Please let me know which exercise you work on to improve your strength in the comments. Also let me know in the comments if you have questions about the exercises. I look forward to hearing your results !

Best of luck!



  • comment-avatar

    Good informative article. It’s surprising how many people think strength training isn’t necessary when it comes to football/soccer. Just to elaborate on one point you touch upon is how key muscle stability is to avoid injury and you’ve suggested a great exercise re. dumb-bell rows. This helps with shoulder-blade stability a great deal. It doesn’t need to be a big weight at all either for these purposes.

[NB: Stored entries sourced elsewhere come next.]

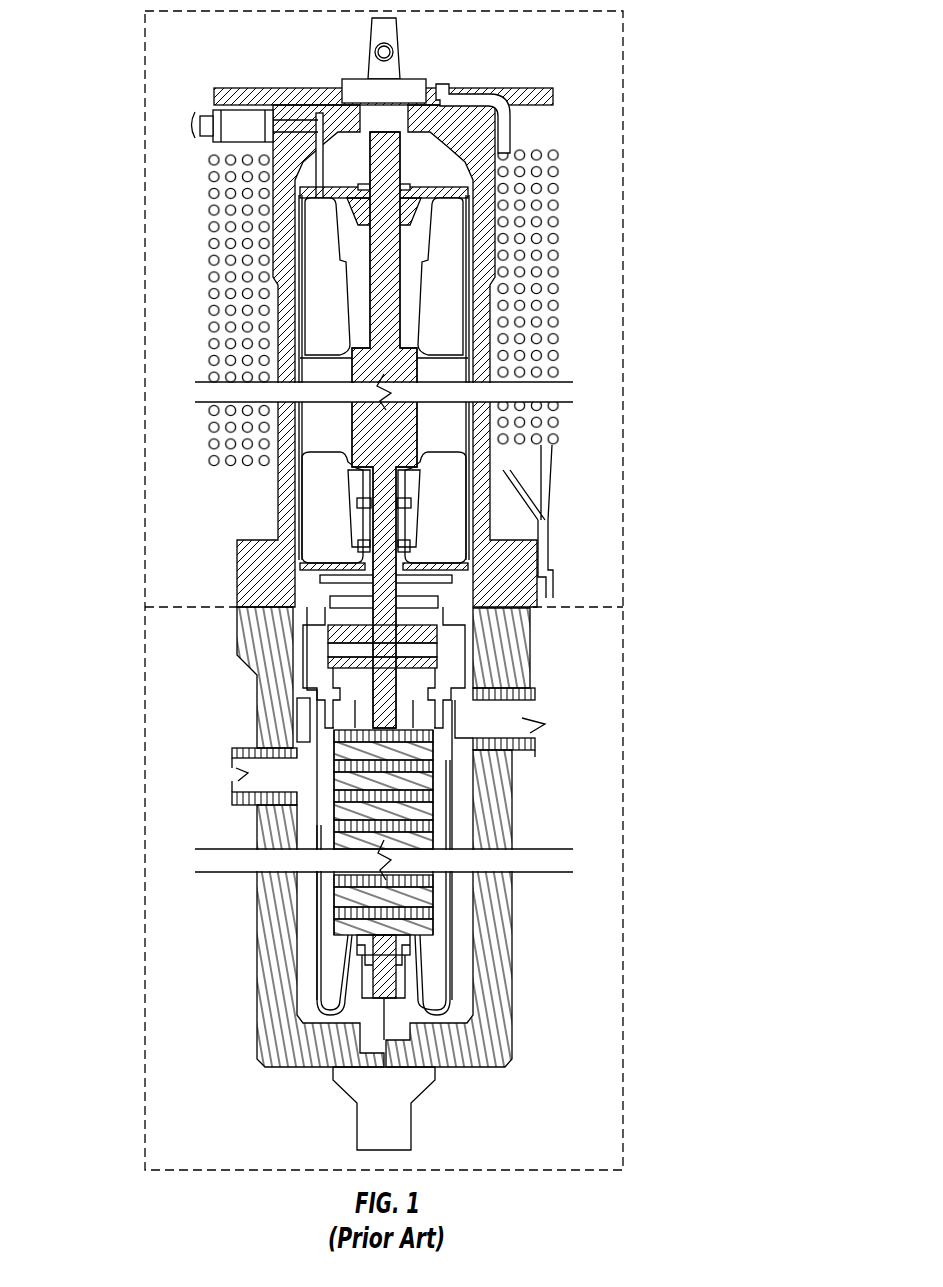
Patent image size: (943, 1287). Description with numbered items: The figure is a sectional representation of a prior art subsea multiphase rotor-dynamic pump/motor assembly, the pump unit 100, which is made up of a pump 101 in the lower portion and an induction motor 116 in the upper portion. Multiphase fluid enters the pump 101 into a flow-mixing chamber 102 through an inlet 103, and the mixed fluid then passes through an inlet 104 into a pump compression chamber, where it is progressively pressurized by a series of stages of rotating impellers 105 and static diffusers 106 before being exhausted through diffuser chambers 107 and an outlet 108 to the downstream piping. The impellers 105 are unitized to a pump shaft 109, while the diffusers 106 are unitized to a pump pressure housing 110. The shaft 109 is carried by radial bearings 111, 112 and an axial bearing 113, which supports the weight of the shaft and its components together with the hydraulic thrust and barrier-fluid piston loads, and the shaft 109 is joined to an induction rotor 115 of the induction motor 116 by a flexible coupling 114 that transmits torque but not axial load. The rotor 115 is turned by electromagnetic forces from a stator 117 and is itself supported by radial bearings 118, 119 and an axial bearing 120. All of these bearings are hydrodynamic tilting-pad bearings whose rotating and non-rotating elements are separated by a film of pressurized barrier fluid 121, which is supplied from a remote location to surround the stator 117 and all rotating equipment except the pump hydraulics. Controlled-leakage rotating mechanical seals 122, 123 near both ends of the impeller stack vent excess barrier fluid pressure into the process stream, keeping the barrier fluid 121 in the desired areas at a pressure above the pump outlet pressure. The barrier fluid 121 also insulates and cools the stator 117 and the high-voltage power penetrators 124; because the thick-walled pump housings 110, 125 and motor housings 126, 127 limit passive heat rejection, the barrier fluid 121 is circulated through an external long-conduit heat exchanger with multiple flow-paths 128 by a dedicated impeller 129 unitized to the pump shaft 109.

The pump unit 100 is at (114, 58).
The pump 101 is at (145, 647).
The flow-mixing chamber 102 is at (287, 755).
The inlet 103 is at (245, 773).
The inlet 104 is at (423, 978).
The rotating impellers 105 is at (334, 883).
The static diffusers 106 is at (334, 897).
The diffuser chambers 107 is at (410, 703).
The outlet 108 is at (537, 728).
The pump shaft 109 is at (357, 960).
The pump pressure housing 110 is at (323, 778).
The radial bearing 111 is at (407, 973).
The radial bearing 112 is at (440, 637).
The axial bearing 113 is at (410, 604).
The flexible coupling 114 is at (410, 505).
The induction rotor 115 is at (405, 355).
The induction motor 116 is at (145, 581).
The stator 117 is at (453, 440).
The radial bearing 118 is at (503, 470).
The radial bearing 119 is at (430, 216).
The axial bearing 120 is at (368, 212).
The barrier fluid 121 is at (402, 176).
The rotating mechanical seal 122 is at (417, 947).
The rotating mechanical seal 123 is at (403, 687).
The high-voltage power penetrator 124 is at (230, 145).
The pump housing 125 is at (268, 698).
The motor housing 126 is at (470, 250).
The motor housing 127 is at (486, 285).
The flow-paths 128 is at (543, 547).
The dedicated impeller 129 is at (402, 547).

    Anecdotally, I’ve heard mentioned that Bale’s legs are too fast for his body which is why he suffers with so many injuries. I don’t know if that’s true but I thought I’d share that fun ‘fact’, ha!


    • comment-avatar

      Hello Dan,

      You’re absolutely right about not needing to lift heavy when exercising. Many people feel they need to lift heavy in order to feel they are getting the full affect from a specific exercise. However, athletes must lift accordingly to their strength ability;it must be relative to them.

      I did not know that about Bale. That is very interesting. Ill have to read up about that. Thanks for sharing that !



  • comment-avatar
    Katie 12 months

    Larissa, thank you for this in-depth look at strength training for soccer athletes. I would definitely agree that it helps players on the field. Soccer games are long! And I believe when you work out in the gym it not only builds strong muscles physically but gives a mental edge too knowing that you have done everything to prepare yourself well come game time. Thanks for sharing this!

    • comment-avatar

      Hello Katie,

      Yes, soccer games are very long, and not only are they extremely physically demanding but mentally as well. Your point on building strong legs as a contributing factor for giving athletes the mental edge they need, is a great one. Training hard in the gym forces the athlete to reach an uncomfortable state where they have the choice to either push through the pain, or give up. And over time, mental strength is created. I am glad you enjoyed this article.